Pakistan's controversial blasphemy laws were applied for the first time on Muslim protesters who destroyed a Hindu temple in Karachi last week, reports The Express Tribune, an English language daily.
Section 295-A is the lesser known, non Islam-specific clause of the country's notorious
blasphemy law. This relates to "deliberate and malicious acts intended to outrage religious feelings of any class by insulting its religion or religious beliefs."
The Shri Krishna Bhagwan Mandir located in the Gulshan-e-Maymar area of Karachi was vandalised by a mob rallying against the anti-Islam film 'Innocence of Muslims'.
The protesters also ransacked nearby houses where members of the Hindu community reside and looted jewellery and other valuables.
The Express Tribune reports that police registered a case using 295-A along with other charges of looting, vandalism and theft, against the protesters. Nine people have been named in the FIR although no one has been arrested so far.
While no one has been arrested so far because the accused are on the run, security has been beefed up in the Hindu locality.
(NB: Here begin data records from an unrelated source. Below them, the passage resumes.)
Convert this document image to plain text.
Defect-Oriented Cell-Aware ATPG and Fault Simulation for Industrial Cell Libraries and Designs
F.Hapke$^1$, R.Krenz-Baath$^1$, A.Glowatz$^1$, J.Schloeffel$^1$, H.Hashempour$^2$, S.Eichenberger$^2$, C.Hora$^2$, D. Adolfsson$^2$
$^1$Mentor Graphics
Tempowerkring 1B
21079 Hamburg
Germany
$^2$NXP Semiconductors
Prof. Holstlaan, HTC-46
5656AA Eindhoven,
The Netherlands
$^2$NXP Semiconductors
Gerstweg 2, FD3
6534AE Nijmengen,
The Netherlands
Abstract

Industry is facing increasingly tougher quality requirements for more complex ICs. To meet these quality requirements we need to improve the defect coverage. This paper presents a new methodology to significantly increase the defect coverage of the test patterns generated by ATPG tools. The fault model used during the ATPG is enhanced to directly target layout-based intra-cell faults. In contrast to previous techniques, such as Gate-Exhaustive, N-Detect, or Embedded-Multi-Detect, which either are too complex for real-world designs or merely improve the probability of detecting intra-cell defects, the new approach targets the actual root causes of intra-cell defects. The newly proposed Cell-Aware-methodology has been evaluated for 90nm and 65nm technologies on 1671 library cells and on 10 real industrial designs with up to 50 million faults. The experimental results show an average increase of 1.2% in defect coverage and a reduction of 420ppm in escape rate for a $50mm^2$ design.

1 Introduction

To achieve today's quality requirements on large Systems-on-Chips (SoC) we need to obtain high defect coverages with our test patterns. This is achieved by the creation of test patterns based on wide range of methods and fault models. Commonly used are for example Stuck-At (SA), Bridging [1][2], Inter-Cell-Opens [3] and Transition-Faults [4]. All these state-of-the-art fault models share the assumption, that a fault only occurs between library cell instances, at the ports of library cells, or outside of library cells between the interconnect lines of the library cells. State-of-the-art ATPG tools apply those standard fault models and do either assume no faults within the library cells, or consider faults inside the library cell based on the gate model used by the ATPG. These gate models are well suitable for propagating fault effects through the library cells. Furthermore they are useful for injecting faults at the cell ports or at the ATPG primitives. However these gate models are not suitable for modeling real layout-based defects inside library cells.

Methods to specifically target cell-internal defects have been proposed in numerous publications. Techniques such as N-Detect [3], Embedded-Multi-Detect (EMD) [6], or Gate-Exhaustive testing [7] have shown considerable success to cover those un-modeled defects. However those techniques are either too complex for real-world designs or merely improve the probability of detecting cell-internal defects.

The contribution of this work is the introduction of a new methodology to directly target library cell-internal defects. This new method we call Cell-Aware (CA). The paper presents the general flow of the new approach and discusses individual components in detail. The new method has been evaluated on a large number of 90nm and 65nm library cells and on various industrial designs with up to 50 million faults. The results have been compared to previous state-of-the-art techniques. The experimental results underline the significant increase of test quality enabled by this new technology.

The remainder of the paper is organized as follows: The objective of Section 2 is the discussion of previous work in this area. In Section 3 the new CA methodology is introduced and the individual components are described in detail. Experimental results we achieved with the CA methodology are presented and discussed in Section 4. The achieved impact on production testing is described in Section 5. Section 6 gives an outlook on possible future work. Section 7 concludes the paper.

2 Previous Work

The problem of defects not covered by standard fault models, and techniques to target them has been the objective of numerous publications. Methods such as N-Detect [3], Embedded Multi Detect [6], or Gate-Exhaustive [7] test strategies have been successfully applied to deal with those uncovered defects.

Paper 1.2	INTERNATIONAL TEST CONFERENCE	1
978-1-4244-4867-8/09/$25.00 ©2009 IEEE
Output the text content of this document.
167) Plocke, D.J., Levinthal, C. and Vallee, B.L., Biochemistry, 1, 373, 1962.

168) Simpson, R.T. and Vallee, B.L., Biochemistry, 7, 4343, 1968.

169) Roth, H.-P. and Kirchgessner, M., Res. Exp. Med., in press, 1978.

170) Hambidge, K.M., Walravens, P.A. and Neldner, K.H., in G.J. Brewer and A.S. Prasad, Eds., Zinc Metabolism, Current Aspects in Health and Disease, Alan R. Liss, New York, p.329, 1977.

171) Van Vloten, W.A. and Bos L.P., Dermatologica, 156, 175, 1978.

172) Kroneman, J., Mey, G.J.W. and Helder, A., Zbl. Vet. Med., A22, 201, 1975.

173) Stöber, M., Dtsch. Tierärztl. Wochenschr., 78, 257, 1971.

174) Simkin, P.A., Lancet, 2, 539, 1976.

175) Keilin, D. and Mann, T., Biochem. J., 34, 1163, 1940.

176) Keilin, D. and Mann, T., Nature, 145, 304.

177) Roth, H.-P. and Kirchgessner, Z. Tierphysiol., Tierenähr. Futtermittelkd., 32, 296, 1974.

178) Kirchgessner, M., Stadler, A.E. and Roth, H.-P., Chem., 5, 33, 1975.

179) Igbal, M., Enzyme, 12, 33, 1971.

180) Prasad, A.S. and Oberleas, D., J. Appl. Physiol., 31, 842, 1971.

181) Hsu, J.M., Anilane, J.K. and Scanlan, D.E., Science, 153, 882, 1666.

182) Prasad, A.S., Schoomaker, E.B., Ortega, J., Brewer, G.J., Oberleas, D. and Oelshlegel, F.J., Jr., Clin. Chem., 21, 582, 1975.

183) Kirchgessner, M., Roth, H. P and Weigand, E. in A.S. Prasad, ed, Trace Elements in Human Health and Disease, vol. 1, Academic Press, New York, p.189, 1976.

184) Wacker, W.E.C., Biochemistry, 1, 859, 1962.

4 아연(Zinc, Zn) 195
The scene in the temple is one of mindless destruction. Too devastated to pick up the smashed pieces, its caretaker Maharaj Sunda cried, "I devoted my life to serve the gods, and seeing them like this makes me wish for death."
When the attack took place at 8:30 am, the Maharaj was tending to animals near the temple. Frightened screams from within the temple brought him running back.
When he entered the temple, a scene of chaos greeted him. Six statues were destroyed. An infuriated mob of 150 people, carrying rocks and sticks, had barged in chanting 'Allah hu Akbar', and took away gold adornments from the four-foot statues before smashing them to the ground.